Before leaving, Graciela packed 70 pounds worth of food and medicine–not only for her brother and his family but also for the families of the other 19 journalists who have been jailed since the Cuban government’s 2003 crackdown on the independent press. Her friends said it was ridiculous for someone her age to lug so much weight but Graciela was determined.
She landed in Havana three hours late, and handed the immigration official her U.S. passport. Graciela was quickly escorted out of the line. A uniformed man pushed her on the airline’s wheelchair down a hallway and into a small room, where she was questioned mercilessly for hours by nameless State Security agents, who ravaged through her neatly prepared bags of goods for friends and relatives. The agents’ sole purpose, Graciela told me, was to get her to convince Ricardo to wear a prison uniform intended for common inmates, instead of his own clothes, which political prisoners were allowed to wear until now. Graciela refused, and the agents invoked the revolution as they continued to question her. Infuriated, she stumbled out of the wheelchair and ran for the door. “Gentlemen, we are done here. I am leaving,” she said solemnly. But before escaping, Graciela, frail from the trip and the heat, fainted in a state of panic.

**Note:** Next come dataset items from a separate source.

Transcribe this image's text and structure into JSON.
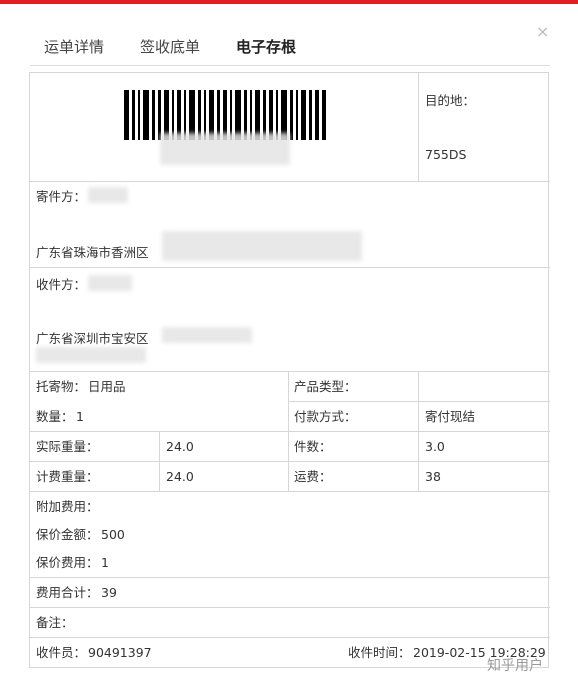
{
  "tabs": {
    "waybill_details": "运单详情",
    "receipt_bottom": "签收底单",
    "electronic_stub": "电子存根"
  },
  "close_symbol": "×",
  "destination": {
    "label": "目的地：",
    "value": "755DS"
  },
  "sender": {
    "label": "寄件方：",
    "address": "广东省珠海市香洲区"
  },
  "receiver": {
    "label": "收件方：",
    "address": "广东省深圳市宝安区"
  },
  "goods": {
    "label": "托寄物：",
    "value": "日用品"
  },
  "product_type": {
    "label": "产品类型：",
    "value": ""
  },
  "quantity": {
    "label": "数量：",
    "value": "1"
  },
  "payment": {
    "label": "付款方式：",
    "value": "寄付现结"
  },
  "actual_weight": {
    "label": "实际重量：",
    "value": "24.0"
  },
  "pieces": {
    "label": "件数：",
    "value": "3.0"
  },
  "billed_weight": {
    "label": "计费重量：",
    "value": "24.0"
  },
  "freight": {
    "label": "运费：",
    "value": "38"
  },
  "extra_fees": {
    "label": "附加费用："
  },
  "insured_amount": {
    "label": "保价金额：",
    "value": "500"
  },
  "insurance_fee": {
    "label": "保价费用：",
    "value": "1"
  },
  "fee_total": {
    "label": "费用合计：",
    "value": "39"
  },
  "remarks": {
    "label": "备注：",
    "value": ""
  },
  "collector": {
    "label": "收件员：",
    "value": "90491397"
  },
  "pickup_time": {
    "label": "收件时间：",
    "value": "2019-02-15 19:28:29"
  },
  "watermark": "知乎用户"
}
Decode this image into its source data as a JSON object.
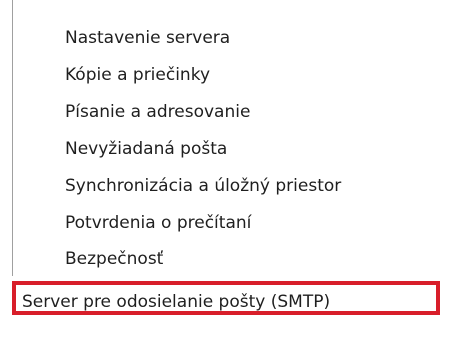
{
  "tree": {
    "items": [
      {
        "label": "Nastavenie servera"
      },
      {
        "label": "Kópie a priečinky"
      },
      {
        "label": "Písanie a adresovanie"
      },
      {
        "label": "Nevyžiadaná pošta"
      },
      {
        "label": "Synchronizácia a úložný priestor"
      },
      {
        "label": "Potvrdenia o prečítaní"
      },
      {
        "label": "Bezpečnosť"
      },
      {
        "label": "Server pre odosielanie pošty (SMTP)"
      }
    ],
    "selected_index": 7,
    "highlight_color": "#d81e2a"
  }
}
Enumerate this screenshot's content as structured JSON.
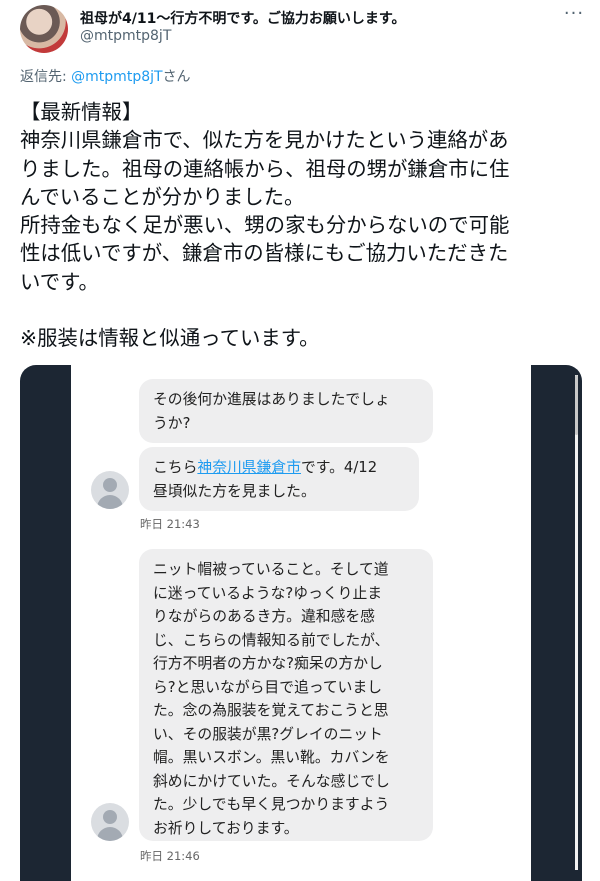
{
  "tweet": {
    "display_name": "祖母が4/11〜行方不明です。ご協力お願いします。",
    "handle": "@mtpmtp8jT",
    "more_icon": "more-horizontal-icon",
    "reply_prefix": "返信先: ",
    "reply_mention": "@mtpmtp8jT",
    "reply_suffix": "さん",
    "body": "【最新情報】\n神奈川県鎌倉市で、似た方を見かけたという連絡があ\nりました。祖母の連絡帳から、祖母の甥が鎌倉市に住\nんでいることが分かりました。\n所持金もなく足が悪い、甥の家も分からないので可能\n性は低いですが、鎌倉市の皆様にもご協力いただきた\nいです。\n\n※服装は情報と似通っています。"
  },
  "chat": {
    "messages": [
      {
        "text": "その後何か進展はありましたでしょ\nうか?"
      },
      {
        "text_pre": "こちら",
        "link": "神奈川県鎌倉市",
        "text_post": "です。4/12\n昼頃似た方を見ました。",
        "timestamp": "昨日 21:43"
      },
      {
        "text": "ニット帽被っていること。そして道\nに迷っているような?ゆっくり止ま\nりながらのあるき方。違和感を感\nじ、こちらの情報知る前でしたが、\n行方不明者の方かな?痴呆の方かし\nら?と思いながら目で追っていまし\nた。念の為服装を覚えておこうと思\nい、その服装が黒?グレイのニット\n帽。黒いスボン。黒い靴。カバンを\n斜めにかけていた。そんな感じでし\nた。少しでも早く見つかりますよう\nお祈りしております。",
        "timestamp": "昨日 21:46"
      }
    ]
  },
  "colors": {
    "link": "#1d9bf0",
    "secondary_text": "#536471",
    "bubble": "#eeeeef",
    "media_frame": "#1c2633"
  }
}
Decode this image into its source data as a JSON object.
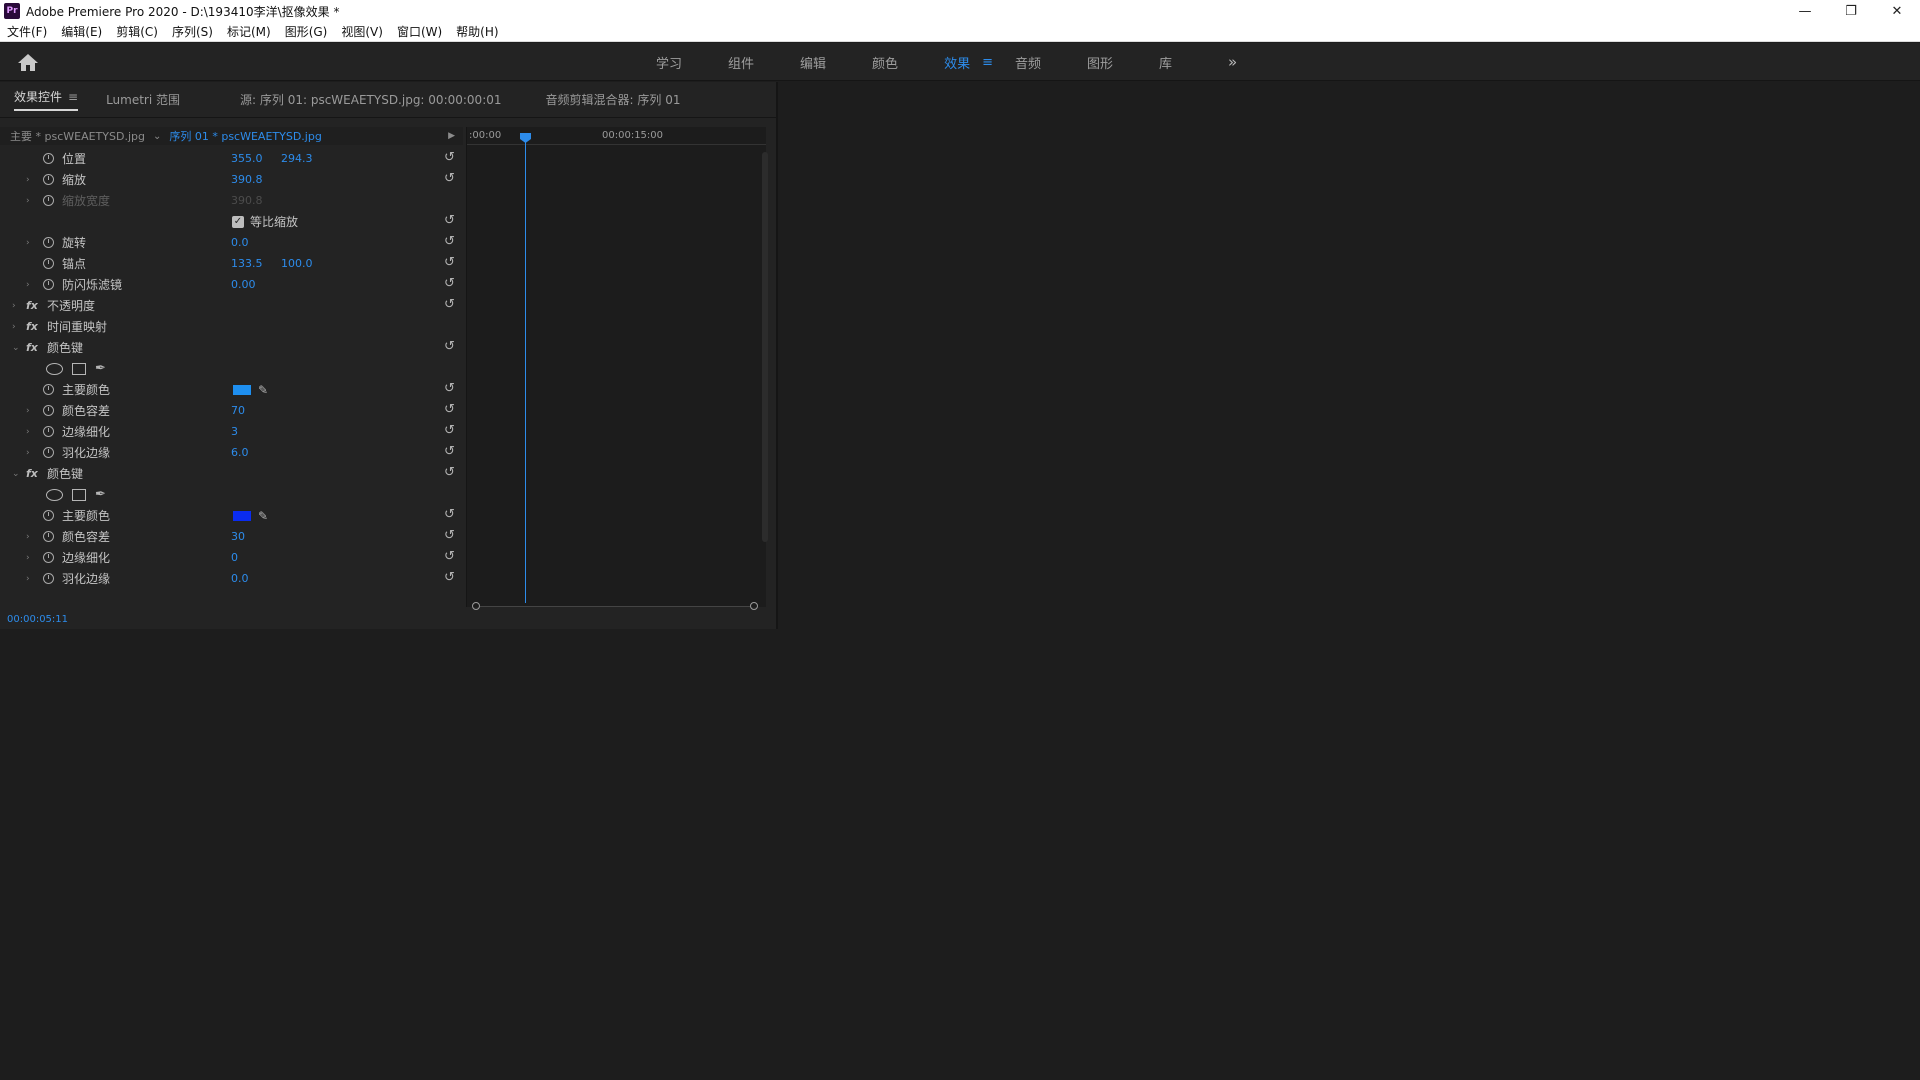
{
  "window": {
    "app_icon": "Pr",
    "title": "Adobe Premiere Pro 2020 - D:\\193410李洋\\抠像效果 *",
    "controls": {
      "minimize": "—",
      "maximize": "❐",
      "close": "✕"
    }
  },
  "menu": [
    "文件(F)",
    "编辑(E)",
    "剪辑(C)",
    "序列(S)",
    "标记(M)",
    "图形(G)",
    "视图(V)",
    "窗口(W)",
    "帮助(H)"
  ],
  "workspaces": {
    "tabs": [
      "学习",
      "组件",
      "编辑",
      "颜色",
      "效果",
      "音频",
      "图形",
      "库"
    ],
    "active": "效果",
    "menu_icon": "≡",
    "more": "»"
  },
  "effect_controls": {
    "tabs": [
      "效果控件",
      "Lumetri 范围",
      "源: 序列 01: pscWEAETYSD.jpg: 00:00:00:01",
      "音频剪辑混合器: 序列 01"
    ],
    "menu_icon": "≡",
    "master_label": "主要 * pscWEAETYSD.jpg",
    "sequence_label": "序列 01 * pscWEAETYSD.jpg",
    "ruler": {
      "start": ":00:00",
      "mid": "00:00:15:00"
    },
    "current_time": "00:00:05:11",
    "uniform_scale_label": "等比缩放",
    "rows": [
      {
        "kind": "prop",
        "name": "位置",
        "v1": "355.0",
        "v2": "294.3",
        "twirl": false
      },
      {
        "kind": "prop",
        "name": "缩放",
        "v1": "390.8",
        "twirl": true
      },
      {
        "kind": "prop",
        "name": "缩放宽度",
        "v1": "390.8",
        "twirl": true,
        "disabled": true
      },
      {
        "kind": "checkbox",
        "label": "等比缩放"
      },
      {
        "kind": "prop",
        "name": "旋转",
        "v1": "0.0",
        "twirl": true
      },
      {
        "kind": "prop",
        "name": "锚点",
        "v1": "133.5",
        "v2": "100.0",
        "twirl": false
      },
      {
        "kind": "prop",
        "name": "防闪烁滤镜",
        "v1": "0.00",
        "twirl": true
      },
      {
        "kind": "section",
        "name": "不透明度"
      },
      {
        "kind": "section",
        "name": "时间重映射",
        "noreset": true
      },
      {
        "kind": "section",
        "name": "颜色键",
        "open": true
      },
      {
        "kind": "mask"
      },
      {
        "kind": "color",
        "name": "主要颜色",
        "color": "#1e8ff0"
      },
      {
        "kind": "prop",
        "name": "颜色容差",
        "v1": "70",
        "twirl": true
      },
      {
        "kind": "prop",
        "name": "边缘细化",
        "v1": "3",
        "twirl": true
      },
      {
        "kind": "prop",
        "name": "羽化边缘",
        "v1": "6.0",
        "twirl": true
      },
      {
        "kind": "section",
        "name": "颜色键",
        "open": true
      },
      {
        "kind": "mask"
      },
      {
        "kind": "color",
        "name": "主要颜色",
        "color": "#0a2cf0"
      },
      {
        "kind": "prop",
        "name": "颜色容差",
        "v1": "30",
        "twirl": true
      },
      {
        "kind": "prop",
        "name": "边缘细化",
        "v1": "0",
        "twirl": true
      },
      {
        "kind": "prop",
        "name": "羽化边缘",
        "v1": "0.0",
        "twirl": true
      }
    ]
  }
}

This episode was only the beginning. Authorities refused to allow her to visit Ricardo on previously agreed upon dates. Their excuse: Coming from the U.S., Graciela needed to be tested for the H1N1 flu. But Graciela is relentless, and she made her way around Havana in a run-down taxi with her sister-in-law, Álida, until someone somewhere in a small bureaucratic office allowed her to see Ricardo.
Her visit to Ricardo was not as hard as the last time, she said. He seemed to be in better spirits and in better health, though his once black hair is now a pristine shade of white. Ricardo described his life in prison with the wit of a poet, she said. He has a cat that he has been able to keep. He has reasoned with the guards and convinced them that he won’t give it up until an exterminator has gotten rid of the rats that plague his tiny windowless cell. Following a stint as a counselor to a fellow inmate, convicted of murder, he gained a devoted bodyguard who he named “The Converted Gorilla.” But Álida says prison authorities forbid Ricardo religious assistance routinely, and they have stopped allowing her to bring him clean clothes. Ricardo’s sheets–that Álida still washes and brings back to Havana’s Combinado del Este Prison–stink of humidity and are splattered with mold. Ricardo’s only complaint to his older sister, however, is the other prisoners’ poor conversation skills.
In tears, Graciela asked that press freedom advocates keep up our work, and tell the world about what is going on in Cuba. Cameras hanging on every street corner reminded her that instead of loosening up, the Castro regime seems to be tightening, and she is beginning to lose hope for her 59-year-old brother. “It’s been six years now,” she told me. “Six years that could have been the pinnacle of Ricardo’s life.”